Wenn er in den Krieg muß

Ich schwinge mich in den Apfelbaum
Knüpfe mich fest mit meinen Haaren
Ich will auf dich warten Goldener
Einen Monat oder mehr im Wind

Ach greift da der Wind
Rüttelt Regen den Baum
Sonne zersägt schon das Kleid
Ach wenn der Liebste naht in der Flammenwolke
Steh ich nackt

Den Vögeln Brot und Haus
Den Vögeln die es nicht gibt
Ich geh schwanger mit Nachtigalln Liebster
Warte auf dich komm sieh mich an

1967

aus: Sarah Kirsch: Sämtliche Gedichte. Deutsche Verlagsanstalt, München 2005

 

Konnotation

Es gehört zu den beliebtesten Irrtümern der Literaturkritik, die Dichterin Sarah Kirsch (geb. 1935) nur als naturmagische Landschaftspoetin zu verstehen. Bereits in ihrem ersten Gedichtband Landaufenthalt (1967), der in der DDR wie in der Bundesrepublik für Furore sorgte, demonstrierte Kirsch den Facettenreichtum ihrer lyrischen Imagination.
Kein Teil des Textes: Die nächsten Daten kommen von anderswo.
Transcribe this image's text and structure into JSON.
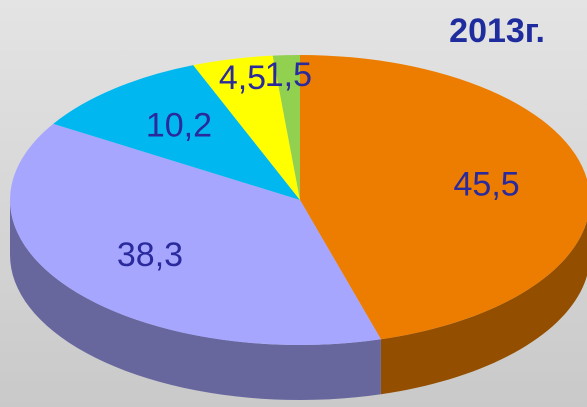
{
  "chart_data": {
    "type": "pie",
    "title": "2013г.",
    "categories": [
      null,
      null,
      null,
      null,
      null
    ],
    "values": [
      45.5,
      38.3,
      10.2,
      4.5,
      1.5
    ],
    "value_labels": [
      "45,5",
      "38,3",
      "10,2",
      "4,5",
      "1,5"
    ],
    "colors": [
      "#ed7d00",
      "#a6a6ff",
      "#00b8ef",
      "#ffff00",
      "#92d050"
    ]
  }
}
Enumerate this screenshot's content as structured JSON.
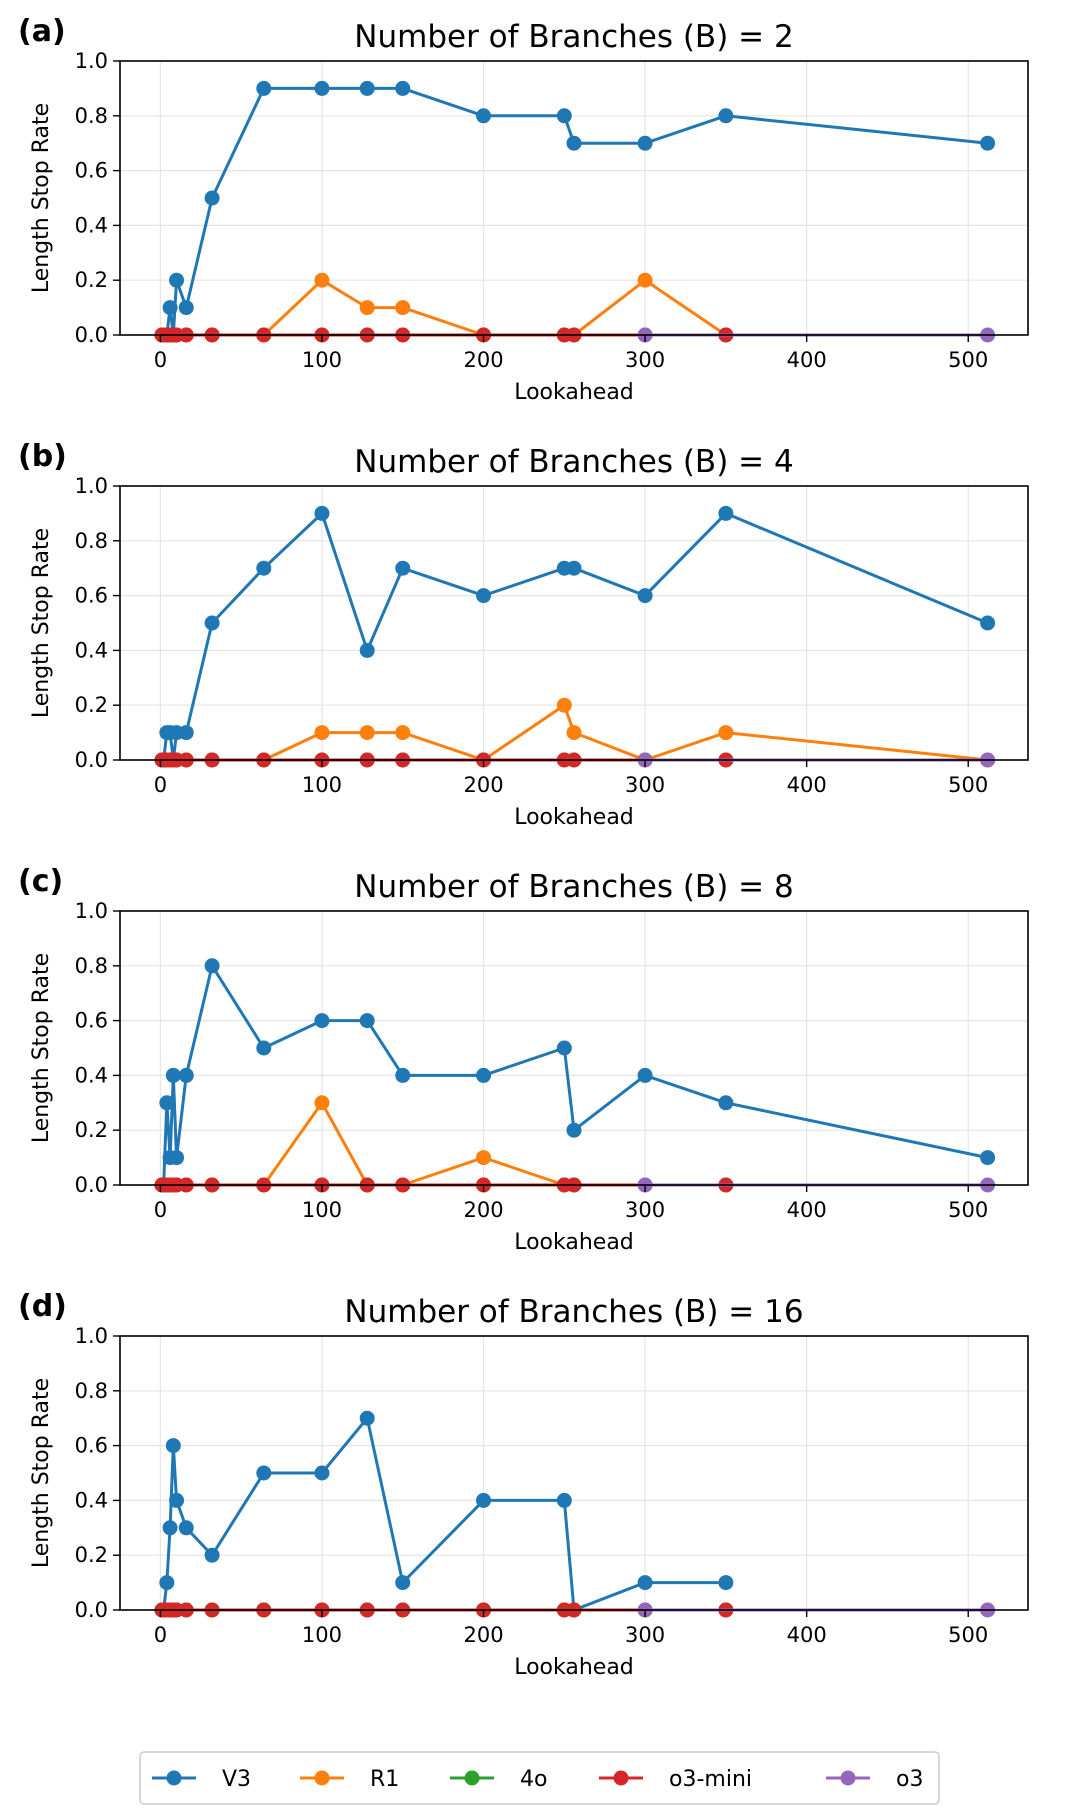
{
  "figure": {
    "legend": [
      {
        "name": "V3",
        "color": "#1f77b4"
      },
      {
        "name": "R1",
        "color": "#ff7f0e"
      },
      {
        "name": "4o",
        "color": "#2ca02c"
      },
      {
        "name": "o3-mini",
        "color": "#d62728"
      },
      {
        "name": "o3",
        "color": "#9467bd"
      }
    ]
  },
  "chart_data": [
    {
      "panel": "(a)",
      "type": "line",
      "title": "Number of Branches (B) = 2",
      "xlabel": "Lookahead",
      "ylabel": "Length Stop Rate",
      "xlim": [
        -25,
        537
      ],
      "ylim": [
        0,
        1.0
      ],
      "xticks": [
        0,
        100,
        200,
        300,
        400,
        500
      ],
      "yticks": [
        0.0,
        0.2,
        0.4,
        0.6,
        0.8,
        1.0
      ],
      "grid": true,
      "series": [
        {
          "name": "V3",
          "color": "#1f77b4",
          "x": [
            1,
            2,
            4,
            6,
            8,
            10,
            16,
            32,
            64,
            100,
            128,
            150,
            200,
            250,
            256,
            300,
            350,
            512
          ],
          "y": [
            0.0,
            0.0,
            0.0,
            0.1,
            0.0,
            0.2,
            0.1,
            0.5,
            0.9,
            0.9,
            0.9,
            0.9,
            0.8,
            0.8,
            0.7,
            0.7,
            0.8,
            0.7
          ]
        },
        {
          "name": "R1",
          "color": "#ff7f0e",
          "x": [
            1,
            2,
            4,
            6,
            8,
            10,
            16,
            32,
            64,
            100,
            128,
            150,
            200,
            250,
            256,
            300,
            350
          ],
          "y": [
            0.0,
            0.0,
            0.0,
            0.0,
            0.0,
            0.0,
            0.0,
            0.0,
            0.0,
            0.2,
            0.1,
            0.1,
            0.0,
            0.0,
            0.0,
            0.2,
            0.0
          ]
        },
        {
          "name": "4o",
          "color": "#2ca02c",
          "x": [
            1,
            2,
            4,
            6,
            8,
            10,
            16,
            32,
            64,
            100,
            128,
            150,
            200,
            250,
            256,
            300,
            350
          ],
          "y": [
            0,
            0,
            0,
            0,
            0,
            0,
            0,
            0,
            0,
            0,
            0,
            0,
            0,
            0,
            0,
            0,
            0
          ]
        },
        {
          "name": "o3-mini",
          "color": "#d62728",
          "x": [
            1,
            2,
            4,
            6,
            8,
            10,
            16,
            32,
            64,
            100,
            128,
            150,
            200,
            250,
            256,
            350
          ],
          "y": [
            0,
            0,
            0,
            0,
            0,
            0,
            0,
            0,
            0,
            0,
            0,
            0,
            0,
            0,
            0,
            0
          ]
        },
        {
          "name": "o3",
          "color": "#9467bd",
          "x": [
            300,
            512
          ],
          "y": [
            0,
            0
          ]
        }
      ]
    },
    {
      "panel": "(b)",
      "type": "line",
      "title": "Number of Branches (B) = 4",
      "xlabel": "Lookahead",
      "ylabel": "Length Stop Rate",
      "xlim": [
        -25,
        537
      ],
      "ylim": [
        0,
        1.0
      ],
      "xticks": [
        0,
        100,
        200,
        300,
        400,
        500
      ],
      "yticks": [
        0.0,
        0.2,
        0.4,
        0.6,
        0.8,
        1.0
      ],
      "grid": true,
      "series": [
        {
          "name": "V3",
          "color": "#1f77b4",
          "x": [
            1,
            2,
            4,
            6,
            8,
            10,
            16,
            32,
            64,
            100,
            128,
            150,
            200,
            250,
            256,
            300,
            350,
            512
          ],
          "y": [
            0.0,
            0.0,
            0.1,
            0.1,
            0.0,
            0.1,
            0.1,
            0.5,
            0.7,
            0.9,
            0.4,
            0.7,
            0.6,
            0.7,
            0.7,
            0.6,
            0.9,
            0.5
          ]
        },
        {
          "name": "R1",
          "color": "#ff7f0e",
          "x": [
            1,
            2,
            4,
            6,
            8,
            10,
            16,
            32,
            64,
            100,
            128,
            150,
            200,
            250,
            256,
            300,
            350,
            512
          ],
          "y": [
            0.0,
            0.0,
            0.0,
            0.0,
            0.0,
            0.0,
            0.0,
            0.0,
            0.0,
            0.1,
            0.1,
            0.1,
            0.0,
            0.2,
            0.1,
            0.0,
            0.1,
            0.0
          ]
        },
        {
          "name": "4o",
          "color": "#2ca02c",
          "x": [
            1,
            2,
            4,
            6,
            8,
            10,
            16,
            32,
            64,
            100,
            128,
            150,
            200,
            250,
            256,
            300,
            350
          ],
          "y": [
            0,
            0,
            0,
            0,
            0,
            0,
            0,
            0,
            0,
            0,
            0,
            0,
            0,
            0,
            0,
            0,
            0
          ]
        },
        {
          "name": "o3-mini",
          "color": "#d62728",
          "x": [
            1,
            2,
            4,
            6,
            8,
            10,
            16,
            32,
            64,
            100,
            128,
            150,
            200,
            250,
            256,
            350
          ],
          "y": [
            0,
            0,
            0,
            0,
            0,
            0,
            0,
            0,
            0,
            0,
            0,
            0,
            0,
            0,
            0,
            0
          ]
        },
        {
          "name": "o3",
          "color": "#9467bd",
          "x": [
            300,
            512
          ],
          "y": [
            0,
            0
          ]
        }
      ]
    },
    {
      "panel": "(c)",
      "type": "line",
      "title": "Number of Branches (B) = 8",
      "xlabel": "Lookahead",
      "ylabel": "Length Stop Rate",
      "xlim": [
        -25,
        537
      ],
      "ylim": [
        0,
        1.0
      ],
      "xticks": [
        0,
        100,
        200,
        300,
        400,
        500
      ],
      "yticks": [
        0.0,
        0.2,
        0.4,
        0.6,
        0.8,
        1.0
      ],
      "grid": true,
      "series": [
        {
          "name": "V3",
          "color": "#1f77b4",
          "x": [
            1,
            2,
            4,
            6,
            8,
            10,
            16,
            32,
            64,
            100,
            128,
            150,
            200,
            250,
            256,
            300,
            350,
            512
          ],
          "y": [
            0.0,
            0.0,
            0.3,
            0.1,
            0.4,
            0.1,
            0.4,
            0.8,
            0.5,
            0.6,
            0.6,
            0.4,
            0.4,
            0.5,
            0.2,
            0.4,
            0.3,
            0.1
          ]
        },
        {
          "name": "R1",
          "color": "#ff7f0e",
          "x": [
            1,
            2,
            4,
            6,
            8,
            10,
            16,
            32,
            64,
            100,
            128,
            150,
            200,
            250,
            256
          ],
          "y": [
            0.0,
            0.0,
            0.0,
            0.0,
            0.0,
            0.0,
            0.0,
            0.0,
            0.0,
            0.3,
            0.0,
            0.0,
            0.1,
            0.0,
            0.0
          ]
        },
        {
          "name": "4o",
          "color": "#2ca02c",
          "x": [
            1,
            2,
            4,
            6,
            8,
            10,
            16,
            32,
            64,
            100,
            128,
            150,
            200,
            250,
            256,
            300,
            350
          ],
          "y": [
            0,
            0,
            0,
            0,
            0,
            0,
            0,
            0,
            0,
            0,
            0,
            0,
            0,
            0,
            0,
            0,
            0
          ]
        },
        {
          "name": "o3-mini",
          "color": "#d62728",
          "x": [
            1,
            2,
            4,
            6,
            8,
            10,
            16,
            32,
            64,
            100,
            128,
            150,
            200,
            250,
            256,
            350
          ],
          "y": [
            0,
            0,
            0,
            0,
            0,
            0,
            0,
            0,
            0,
            0,
            0,
            0,
            0,
            0,
            0,
            0
          ]
        },
        {
          "name": "o3",
          "color": "#9467bd",
          "x": [
            300,
            512
          ],
          "y": [
            0,
            0
          ]
        }
      ]
    },
    {
      "panel": "(d)",
      "type": "line",
      "title": "Number of Branches (B) = 16",
      "xlabel": "Lookahead",
      "ylabel": "Length Stop Rate",
      "xlim": [
        -25,
        537
      ],
      "ylim": [
        0,
        1.0
      ],
      "xticks": [
        0,
        100,
        200,
        300,
        400,
        500
      ],
      "yticks": [
        0.0,
        0.2,
        0.4,
        0.6,
        0.8,
        1.0
      ],
      "grid": true,
      "series": [
        {
          "name": "V3",
          "color": "#1f77b4",
          "x": [
            1,
            2,
            4,
            6,
            8,
            10,
            16,
            32,
            64,
            100,
            128,
            150,
            200,
            250,
            256,
            300,
            350
          ],
          "y": [
            0.0,
            0.0,
            0.1,
            0.3,
            0.6,
            0.4,
            0.3,
            0.2,
            0.5,
            0.5,
            0.7,
            0.1,
            0.4,
            0.4,
            0.0,
            0.1,
            0.1
          ]
        },
        {
          "name": "R1",
          "color": "#ff7f0e",
          "x": [
            1,
            2,
            4,
            6,
            8,
            10,
            16,
            32,
            64,
            100,
            128,
            150,
            200,
            250,
            256,
            300,
            350
          ],
          "y": [
            0,
            0,
            0,
            0,
            0,
            0,
            0,
            0,
            0,
            0,
            0,
            0,
            0,
            0,
            0,
            0,
            0
          ]
        },
        {
          "name": "4o",
          "color": "#2ca02c",
          "x": [
            1,
            2,
            4,
            6,
            8,
            10,
            16,
            32,
            64,
            100,
            128,
            150,
            200,
            250,
            256,
            300,
            350
          ],
          "y": [
            0,
            0,
            0,
            0,
            0,
            0,
            0,
            0,
            0,
            0,
            0,
            0,
            0,
            0,
            0,
            0,
            0
          ]
        },
        {
          "name": "o3-mini",
          "color": "#d62728",
          "x": [
            1,
            2,
            4,
            6,
            8,
            10,
            16,
            32,
            64,
            100,
            128,
            150,
            200,
            250,
            256,
            350
          ],
          "y": [
            0,
            0,
            0,
            0,
            0,
            0,
            0,
            0,
            0,
            0,
            0,
            0,
            0,
            0,
            0,
            0
          ]
        },
        {
          "name": "o3",
          "color": "#9467bd",
          "x": [
            300,
            512
          ],
          "y": [
            0,
            0
          ]
        }
      ]
    }
  ]
}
Ein Gedicht, das vom drohenden Verlust einer Liebe spricht, konfrontiert auf raffinierte Weise gegensätzliche Bilderwelten: die Welt der Märchen mit den Todesschrecken des Krieges.
Traditionelle Märchen-Motive offenbaren hier ihre Ambivalenz. Das lyrische Ich, das sich in den Apfelbaum „schwingt“ und mit den Haaren an ihn geknüpft ist; dazu die Sehnsuchtsgeste, die an den Geliebten gerichtet ist: Dieses klassische Märchenbild evoziert auch eine Exekutionsmethode in Kriegszeiten. Und die Annäherung des Herzallerliebsten in einer „Flammenwolke“: Diese Fügung entstammt ursprünglich einem biblischen Kontext und bezeichnet hier auch die Grausamkeit der Kriegshandlungen.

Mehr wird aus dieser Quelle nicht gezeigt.